Curtis and Allison officially founded Anson Calder in January of 2015, building a brand identity that combines artisan materials and fine craftsmanship with functional minimalist design. The line has expanded from a single wallet to a range of leather goods that are particularly popular with commuters and travelers, thanks to Anson Calder’s patent-pending organizational system.
The inspiration for his brand’s name comes from his son. “My wife and I liked using ‘Anson Calder’ for our brand name because it’s the name of our eldest son, who was named after my great-grandfather. To me, Anson Calder combines the past and present; for our business, that means a marriage of tried-and-true, high-quality materials and old-world craftsmanship with new-world technology and innovative design. We’re making leather goods that have that heritage-brand quality, but are designed with today’s tech in mind. Our bags and accessories are made for those who appreciate meticulous organization but don’t want to sacrifice style.”
The brand boasts international sales in more than 50 countries and Curtis is proud that much of their business still comes from word-of-mouth. “Orders often come in clusters; one person will buy a wallet then they must tell all of their friends and family how much they love it. It’s crazy!
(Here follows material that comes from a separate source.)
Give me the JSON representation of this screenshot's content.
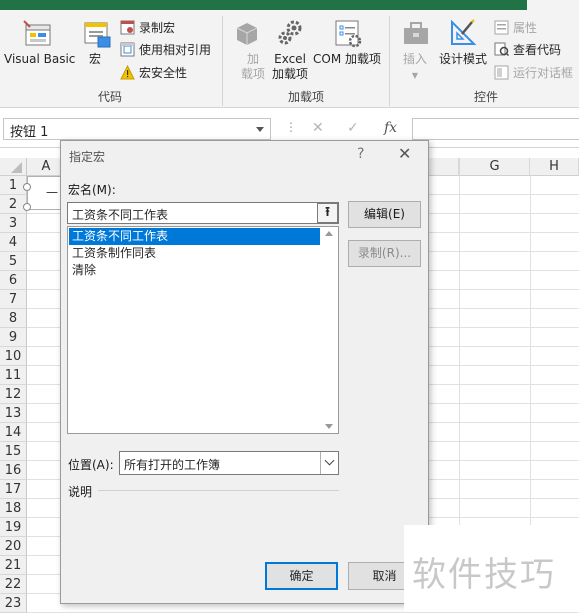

Sometimes we’ll get one order from a tiny town in... Massachusetts, let’s say, then a few weeks later, we see a bunch of orders trickle in from the same tiny town,” he explains. “It makes me want to send them an email and ask, ‘Who told you about us?!’ I think our customers love that we make quality products they will use for years rather than fast-fashion accessories that fall apart quickly and lead to wasted materials.”
As for the next evolution of the brand, Anson Calder is gearing up to expand their line even further, with new styles, materials, and colorways. “We've been getting a lot of requests for products that tailor to the athleisure movement, like a gym bag you're not embarrassed to carry into your office,” Curtis says. “We’re also planning to offer bespoke items and additional colors. We have a red leather now that people are really loving.”
When he’s not traveling to meet suppliers or developing new designs, Curtis breaks away from the demands of building his business and keeps his inspiration flowing. He loves spending as much time as possible with his family, often Lego building with his four young children. “I also love being active outside. I really enjoy cycling because it’s so efficient and clean. Every ounce of energy I put into it gets me that much farther and allows me to see that much more of the countryside. I guess I value efficiency and purpose in most things I do.”
Curtis’ love for intelligent design has quickly grown a cult following for Anson Calder; brand loyalists share his enthusiasm for everything being in its proper place—visible, accessible, and organized. In a fast-paced world where just getting from point A to point B can feel like a marathon, Curtis’ goal is to eliminate the little stressors of daily life—like rummaging through your messy bag or struggling to retrieve your credit card when your hands are full.
“You use your wallet and briefcase every day. Shouldn’t you love them?” Curtis asks. “We’ve brought more efficiency to your wallet and bag. I’m always mulling over how we could bring that same efficiency and organization to other areas of life; there are a lot of ways I’d like to expand the Anson Calder brand. But for now, knowing that we’re making life easier for our customers and that they absolutely love what we make—that’s what inspires me to keep doing what I’m doing.”